Marsellos Wilder (3-1, 2 KO) znajduje się na początku zawodowej kariery, jednak już na jej starcie ma spore kłopoty. Z powodu wpadki dopingowej stracił zwycięstwo odniesione w starciu z Markiem Sanchezem.
29-latek boksuje w kategorii junior ciężkiej. Karierę zaczął spokojnie - od trzech pewnych zwycięstw. Dość niespodziewanie przegrał jednak z mającym ujemny rekord Williamem Deetsem. Rywal znokautował go w czwartej rundzie podczas gali na Brooklynie w styczniu tego roku. Wilder chciał szybko się zrehabilitować, dlatego też w marcu stoczył pojedynek z Markiem Sanchezem. Wygrał szybko, bo już w pierwszej rundzie.

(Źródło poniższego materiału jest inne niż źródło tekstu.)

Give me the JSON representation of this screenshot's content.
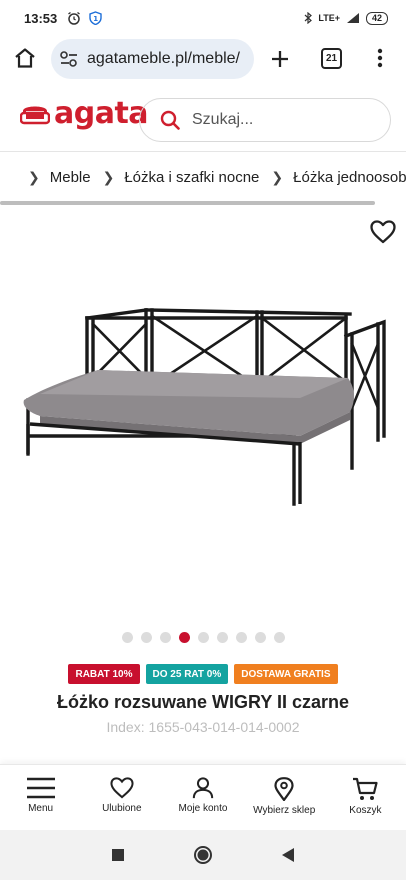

Jak się jednak okazuje to zwycięstwo jest już nieaktualne. Na statystycznym portalu boxrec.com wygrana zmieniła się już w "no contest", czyli starcie nierozstrzygnięte. Wszystko przez wpadkę dopingową, o jakiej poinformowali amerykańskie media. Komisja Sportowa Stanu Teksas nie wydała jeszcze oficjalnego oświadczenia. Nie znamy też żadnych szczegółów.
Co ciekawe, jego brat Deontay - mistrz świata WBC wagi ciężkiej - jest otwartym krytykiem zawodników stosujących niedozwolone środki.